Ils savent bien qu'il est devenu extrêmement difficile de projeter une cellule terroriste, de passer à travers les mailles des contrôles et des services de renseignement occidentaux. De plus, ces organisations terroristes ont bien compris que projeter des attentats en occident ou contre les intérêts des pays occidentaux là où ils souhaitent conquérir le pouvoir par les armes ne servira également qu'à renforcer les régimes concernés et à justifier des aides internationales."
Du coup, quels sont les pays menacés par une telle logique selon vous ?

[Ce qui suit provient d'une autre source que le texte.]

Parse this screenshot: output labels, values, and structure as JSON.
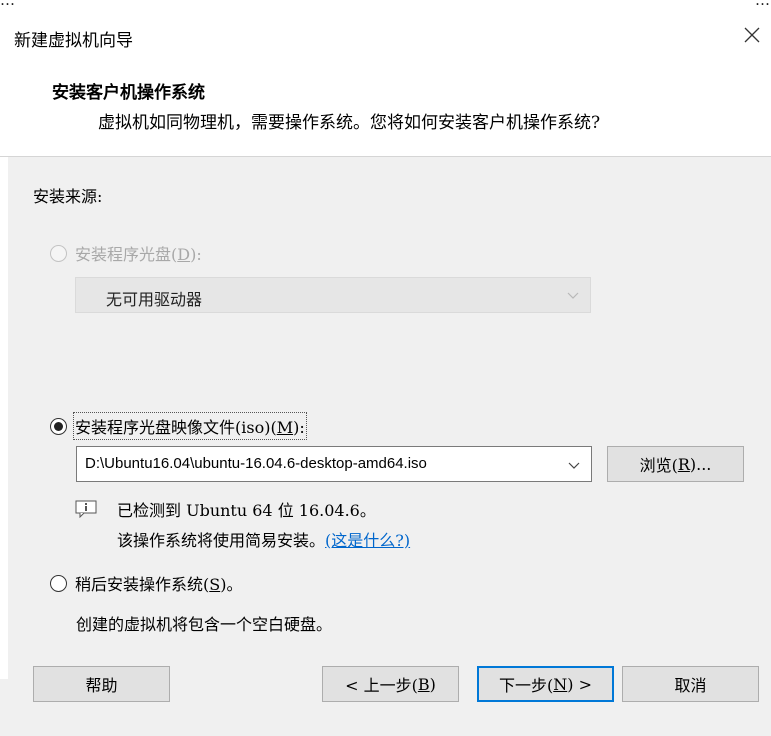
{
  "background_fragments": {
    "left": "…",
    "right": "…"
  },
  "window": {
    "title": "新建虚拟机向导",
    "close_label": "×"
  },
  "header": {
    "title": "安装客户机操作系统",
    "subtitle": "虚拟机如同物理机，需要操作系统。您将如何安装客户机操作系统?"
  },
  "source": {
    "label": "安装来源:",
    "disc_option": {
      "text": "安装程序光盘(",
      "key": "D",
      "tail": "):",
      "selected": false,
      "enabled": false
    },
    "disc_drive": {
      "value": "无可用驱动器"
    },
    "iso_option": {
      "text": "安装程序光盘映像文件(iso)(",
      "key": "M",
      "tail": "):",
      "selected": true,
      "enabled": true
    },
    "iso_path": {
      "value": "D:\\Ubuntu16.04\\ubuntu-16.04.6-desktop-amd64.iso"
    },
    "browse_button": {
      "text": "浏览(",
      "key": "R",
      "tail": ")..."
    },
    "detected": {
      "line1": "已检测到 Ubuntu 64 位 16.04.6。",
      "line2": "该操作系统将使用简易安装。",
      "link": "(这是什么?)"
    },
    "later_option": {
      "text": "稍后安装操作系统(",
      "key": "S",
      "tail": ")。",
      "selected": false,
      "enabled": true
    },
    "later_note": "创建的虚拟机将包含一个空白硬盘。"
  },
  "footer": {
    "help": "帮助",
    "back": {
      "text": "< 上一步(",
      "key": "B",
      "tail": ")"
    },
    "next": {
      "text": "下一步(",
      "key": "N",
      "tail": ") >"
    },
    "cancel": "取消"
  },
  "colors": {
    "accent": "#0078d7",
    "link": "#0066cc",
    "panel": "#f0f0f0"
  },
  "icons": [
    "close-icon",
    "chevron-down-icon",
    "info-icon"
  ]
}
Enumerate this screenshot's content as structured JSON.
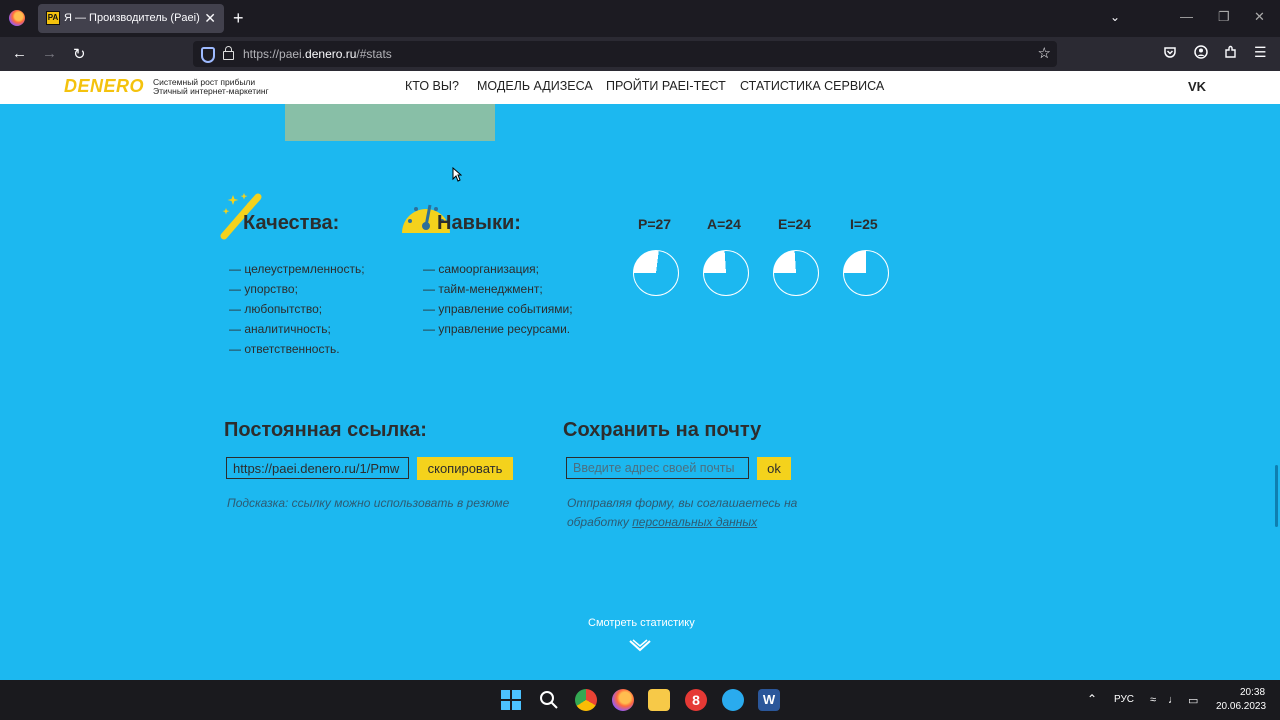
{
  "browser": {
    "tab_title": "Я — Производитель (Paei)",
    "url_prefix": "https://paei.",
    "url_domain": "denero.ru",
    "url_path": "/#stats",
    "tab_close": "✕",
    "new_tab": "+"
  },
  "site": {
    "logo": "DENERO",
    "tagline_1": "Системный рост прибыли",
    "tagline_2": "Этичный интернет-маркетинг",
    "menu": [
      "КТО ВЫ?",
      "МОДЕЛЬ АДИЗЕСА",
      "ПРОЙТИ PAEI-ТЕСТ",
      "СТАТИСТИКА СЕРВИСА"
    ],
    "vk": "VK"
  },
  "qualities": {
    "title": "Качества:",
    "items": [
      "— целеустремленность;",
      "— упорство;",
      "— любопытство;",
      "— аналитичность;",
      "— ответственность."
    ]
  },
  "skills": {
    "title": "Навыки:",
    "items": [
      "— самоорганизация;",
      "— тайм-менеджмент;",
      "— управление событиями;",
      "— управление ресурсами."
    ]
  },
  "stats": [
    {
      "label": "P=27",
      "value": 27
    },
    {
      "label": "A=24",
      "value": 24
    },
    {
      "label": "E=24",
      "value": 24
    },
    {
      "label": "I=25",
      "value": 25
    }
  ],
  "permalink": {
    "title": "Постоянная ссылка:",
    "value": "https://paei.denero.ru/1/Pmw",
    "copy_label": "скопировать",
    "hint": "Подсказка: ссылку можно использовать в резюме"
  },
  "email": {
    "title": "Сохранить на почту",
    "placeholder": "Введите адрес своей почты",
    "ok_label": "ok",
    "hint_1": "Отправляя форму, вы соглашаетесь на",
    "hint_2": "обработку ",
    "hint_link": "персональных данных"
  },
  "footer": {
    "see_stats": "Смотреть статистику"
  },
  "taskbar": {
    "lang": "РУС",
    "time": "20:38",
    "date": "20.06.2023"
  },
  "colors": {
    "page_bg": "#1cb8f0",
    "accent_yellow": "#f4d21c"
  }
}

"Pour toutes les mouvances islamistes qui prônent une lutte armée, cette prise de pouvoir des talibans est un évènement considérable et ils se disent 'on peut le faire, c’est déjà arrivé'. En Irak, par exemple, ça commence à réagir. Quand on connaît un peu les terrains, on sait comment ces gens-là pensent et comment en tout cas ils vont travailler à ça. Évidemment, il y a en miroir l'intervention française au Sahel, menée au nom de la lutte contre le terrorisme, avec l'objectif de développer les capacités sécuritaires des pays concernés. C'est exactement ce que faisaient les Américains en Afghanistan. Et AQMI, Al-Qaïda au Maghreb islamique est aujourd'hui le premier groupe armé au Sahel qui cible, on le sait, en premier lieu la France. Il est évident que ce qui s'est passé en Afghanistan puisse les renforcer et qu'ils puissent recruter sur la volonté de jeter dehors l'occupant. Je suppose et j'espère que la France et ses alliés européens notamment vont tirer les leçons de l'expérience américaine en Afghanistan. Alors que pour l'instant, le retrait militaire français est progressif. En n'oubliant pas que les milliards donnés à l'État afghan pour renforcer ses capacités sécuritaires n'ont donné aucun résultat. C'est vraiment, je crois, le moment de repenser les approches interventionnistes. L'Union européenne dépense des milliards aussi pour ces pays-là, pour aider des États faillis et corrompus.
Ce qui se passe est un électrochoc comparable à ce qui s'était passé lorsque l'Etat islamique s'était emparé de territoires en Irak ! L'EI a échoué pour différentes raisons mais les talibans, c'est très différent !
Ils ont mis plus de 20 ans à tisser des liens locaux, à s'incruster, ils arrivent avec un projet politique et pas sur une volonté de mener des attentats. Et c'est vécu par toutes les mouvances proches d'Al-Qaïda comme une "bouchra", une bonne nouvelle divine. Au Sahel, au Moyen-Orient, en Indonésie, aux Philippines, en Asie centrale, en Ouzbékistan, au Tadjikistan, il y a des mouvances proches de la pensée talibane qui peuvent très bien se dire : 'Ils l'ont fait, on peut très bien faire tomber des gouvernements à partir de prises locales, jusqu'à arriver au pouvoir'."